One of the prisoners they discovered was a man named Solly Ganor, who wrote a book titled Light One Candle chronicling his experiences and eventual salvation by the 522nd:

“On May 2, soldiers from the 522nd were patrolling near Waakirchen. The Nisei saw an open field with several hundred “lumps of snow.” When the soldiers looked closer, they realized the “lumps” were people. Some were shot. Some were dead from exposure. But hundreds were alive — barely. I was among the liberated ones. My name is Solly Ganor.”

Once outside the gates of these death camps, the prisoners looked to the most unlikely of places for sustenance.

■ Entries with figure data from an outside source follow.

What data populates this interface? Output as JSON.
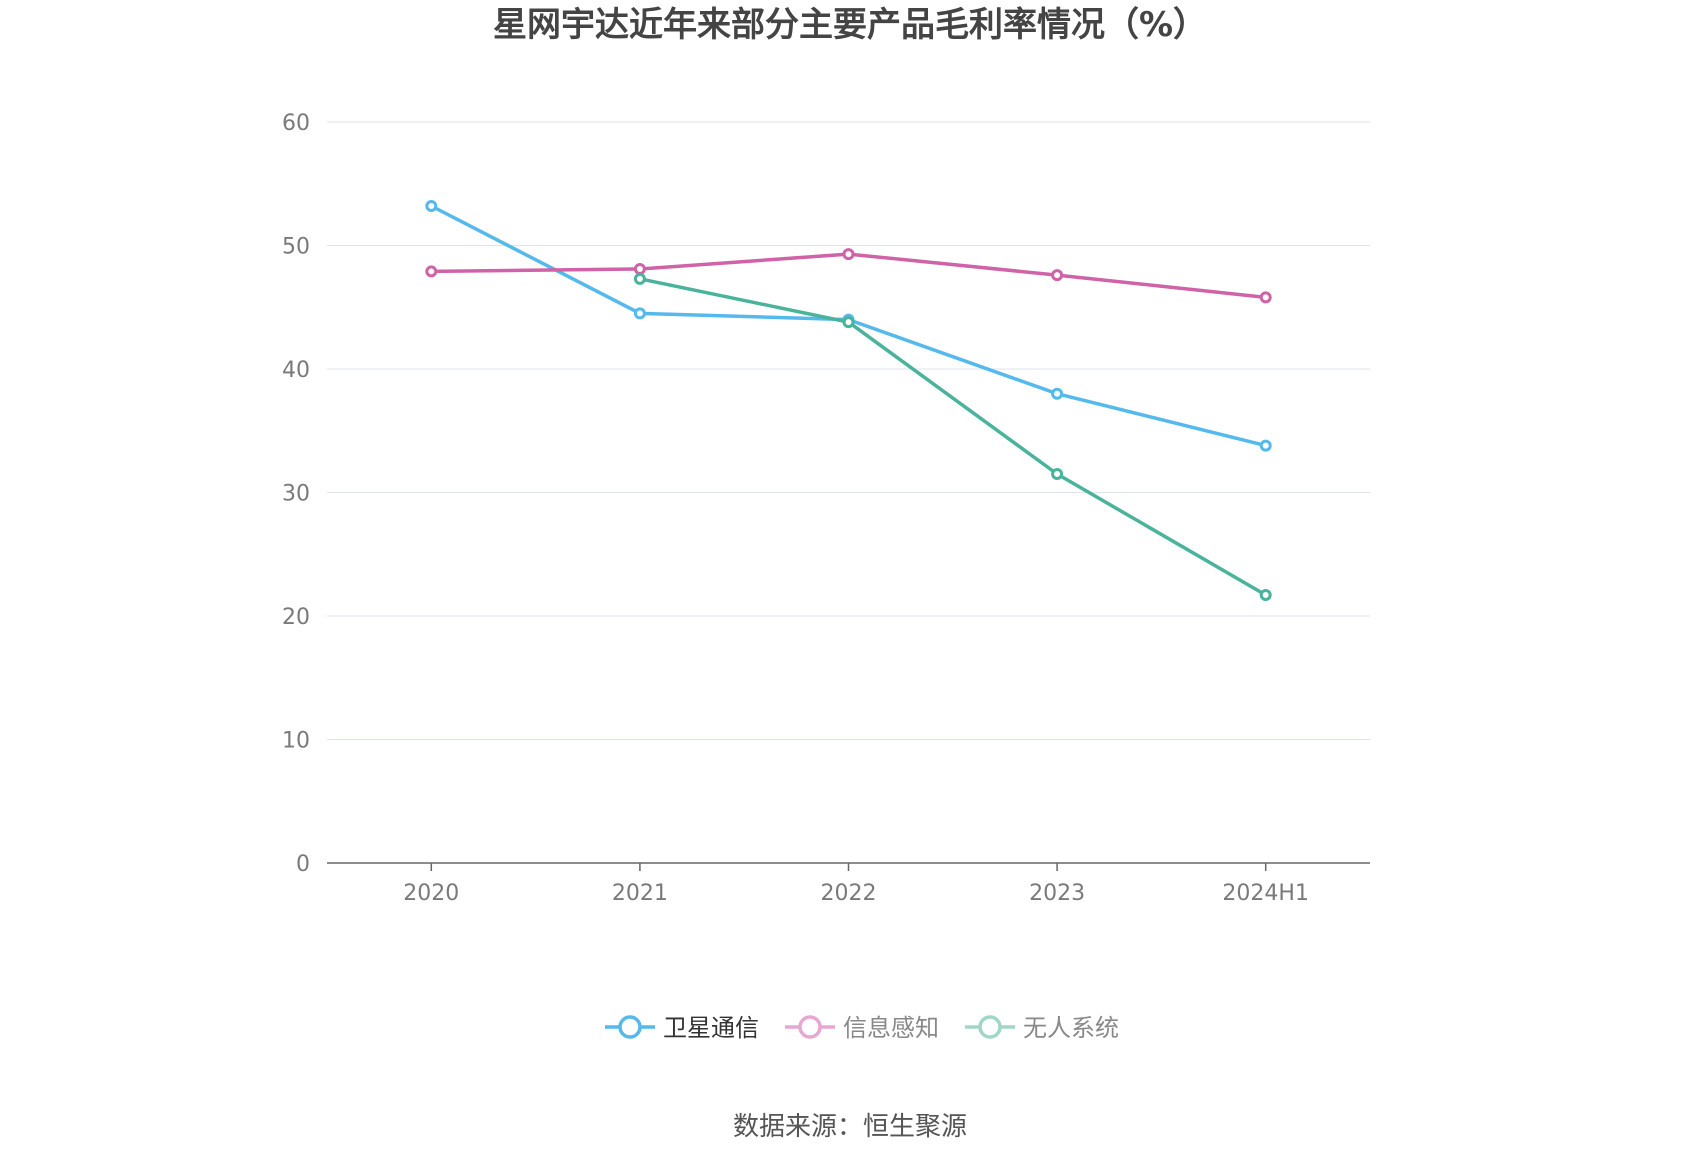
{
  "chart_data": {
    "type": "line",
    "title": "星网宇达近年来部分主要产品毛利率情况（%）",
    "categories": [
      "2020",
      "2021",
      "2022",
      "2023",
      "2024H1"
    ],
    "ylim": [
      0,
      60
    ],
    "yticks": [
      0,
      10,
      20,
      30,
      40,
      50,
      60
    ],
    "ytick_labels": [
      "0",
      "10",
      "20",
      "30",
      "40",
      "50",
      "60"
    ],
    "grid": true,
    "legend_position": "bottom",
    "series": [
      {
        "name": "卫星通信",
        "color": "#55b9ee",
        "legend_color": "#333333",
        "values": [
          53.2,
          44.5,
          44.0,
          38.0,
          33.8
        ]
      },
      {
        "name": "信息感知",
        "color": "#d062a8",
        "legend_color": "#888888",
        "values": [
          47.9,
          48.1,
          49.3,
          47.6,
          45.8
        ]
      },
      {
        "name": "无人系统",
        "color": "#4ab39b",
        "legend_color": "#888888",
        "values": [
          null,
          47.3,
          43.8,
          31.5,
          21.7
        ]
      }
    ],
    "legend_symbol_colors": [
      "#55b9ee",
      "#e8a6d1",
      "#9fd6c8"
    ],
    "source": "数据来源：恒生聚源"
  }
}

“There was a dead horse lying outside the camp next to a little stream when we were coming by,” recalls Higa. “We came back a few hours later and it was picked clean of the meat. It was something really bad to see — when we came back it was just bones, and all the prisoners were gone.”

Despite the depravity of their circumstances, Obayashi marveled at how they had not allowed their humanity to be taken from them.

“Prison breaks, you usually have a lot of riots and everything, but this was all very peaceful, like ‘What are we doing out here?’ They were so downhearted or numb, so to speak,” says Obayashi. “They all wanted food, but we had messages coming down to us not to feed them, but they were hungry so we give them anyway. Old men were drinking coffee and they were very courteous, nobody was rushing, sharing with one another and very polite.”

In 2010, Ganor wrote a poem dedicated to the men of the 522nd Battalion, and while the survivors of World War II are fewer every day, their memories are preserved for history in words such as these:

I lay in the snow ebbing life surrounded by death.

One looked at me with staring eyes he had a bullet in his head.

I heard the shots of the German guards their curses echoing through the forest,

I heard the bullets thudding into the bodies of my friends lying by my side,

They had no strength to scream before they died,

Many were just lumps in the snow shot or frozen a few hours before their liberation,

After years of torture, beatings, and endless humiliation.

I lay in the snow ebbing life a few heartbeats away from oblivion,

I saw the shadow of the angel of death as he spread his wings over my soul.

I felt the icy blood in my veins reaching for my heart. I knew my time had come.

I had a last look at the sky above and saw another Angel smiling at me.

His wings were just a dirty uniform and he had slanted eyes.

He picked me up from the freezing snow and gently stroked my head,

He wrapped me in a blanket and snatched me from the dead.